We must persevere in prayer. We cannot end our prayer when bored or because of tiredness or inconvenience. When your heart moves you, you must drink your prayer to the dregs, lest next time your heart does not so move you and you lose all taste and instinct for prayer.
"My soul refused to be consoled."
The sincere soul rejects all easy answers and formulas and will only be satisfied with Truth.
"I remembered my God...I pondered.
I thought of the days of long ago and remembered the years long past."
The heart now turns from crying out to God more as an object of deliverance and begins to enter into a spirit of recollection on who God is and his presence throughout history. This is the movement of grace is the soul; the Lord is beginning to answer the hearts' prayer.
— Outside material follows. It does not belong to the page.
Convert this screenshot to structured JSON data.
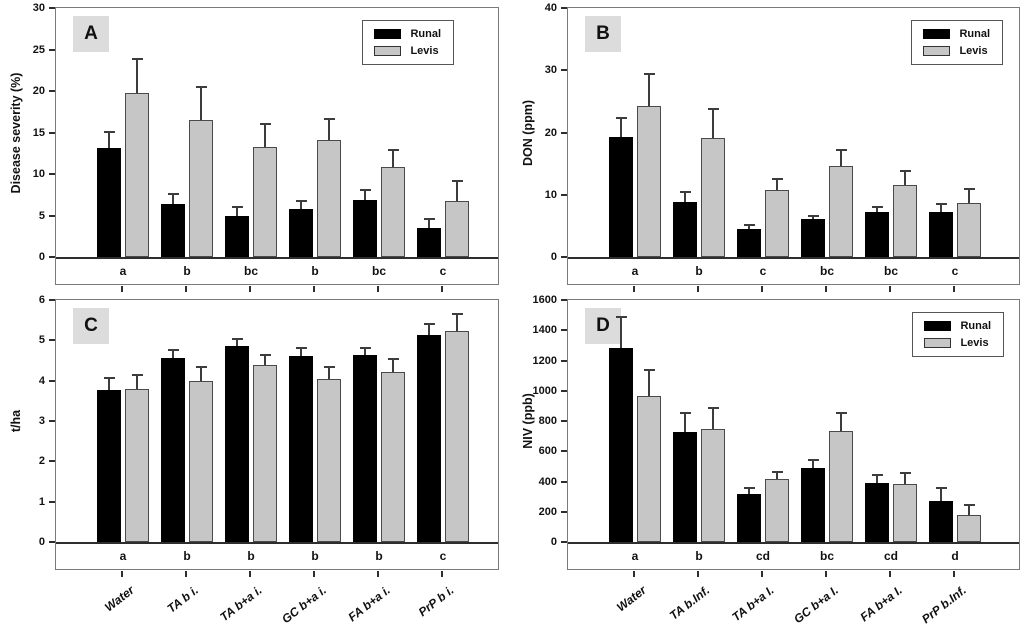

"You withheld sleep from my eyes."
God is keeping the psalmist awake; He wants him to pray. "Stay awake and pray that you may not come into the time of trial." (Matthew 26.41)
"At night I mused within my heart.
I pondered and my spirit questioned."
The soul continues to calm down from its earlier crying aloud. It recollects and enters into an interior prayer, seeking God and his ways within the heart through meditation.
"Will the Lord reject us forever?
Does God...withhold his compassion?"
Once the soul calms down it begins asking the logical questions which arise out of its earlier distress. Is it really possible that God has forgotten me? I know that is how it seems, but is that possible? "Even though a mother forget her child I will not forget you."
"The way of the most high has changed."
The psalmist knows instinctively this is not true. He is simply saying that his distress had its origin in this temptation.
It is we that change, God never changes. We change from year to year, even day to day, emotionally, mentally, physically. We mature, our vision changes, our view of others, God, ourselves. So it is natural that our changing concept of God through the days gives rise to the concept of a God who himself changes. We think that when we are bad he loves us less, when we feel distant from him he really is distant, when we do not persevere in our prayer he withdraws from us grudgingly. We tend to think he acts toward us as we would act toward ourselves if we were God. Such is the limiting measure of a weak faith. It does not understand or dare to hope in limitless love. It is constricted in the concept of love which is earned.
"I said: 'This is what causes my grief; that the way of the most high has changed."
The soul now realizes fully what has been the source of its anguish: the false idea of a changing God. The psalmist uses his head to get his heart out of misery. God does not change - he is changeless! The same God who was with me before is with me now. It is I who have changed.
The rest of the psalm deals with the all-important idea of remembrance in the spiritual life. For the psalmist it is remembrance of the events of salvation history at that time which restores him. For us however, these events foreshadowed the great and awesome event of Christ's redemption. And so the invitation here for us is to remember the great event of Christ's passion, death and resurrection. It is an invitation to remember God's love.
Remembrance is critical in the spiritual life. Remembrance of Israel's redemption, remembrance of Christ's redemption, remembrance of God's personal actions throughout our own life. Lack of remembrance leads to anguish when we change. At its worst it can lead to the kind of scoffing Peter addresses to those who say "nothing changes, all things continue as always!" (2 Peter 3.3-7)
After Israel's exodus from Egypt Moses exhorted the people: "But take care and watch yourselves closely, so as neither to forget the things that your eyes have seen nor to let them slip from your mind all the days of your life." (Deuteronomy 4.9)
Remembrance is so important that God set it before us as one of his ten commandments. He established an entire day to be set aside each week for it. "Observe the Sabbath day and keep it holy....remember that you were a slave in the land of Egypt, and the Lord your God brought you out from there." (Deuteronomy 5.12-15)
Remember, O my soul, during times of distress how God has redeemed you. Remember his never-changing love. This glorifies God as is his due and brings peace back to you.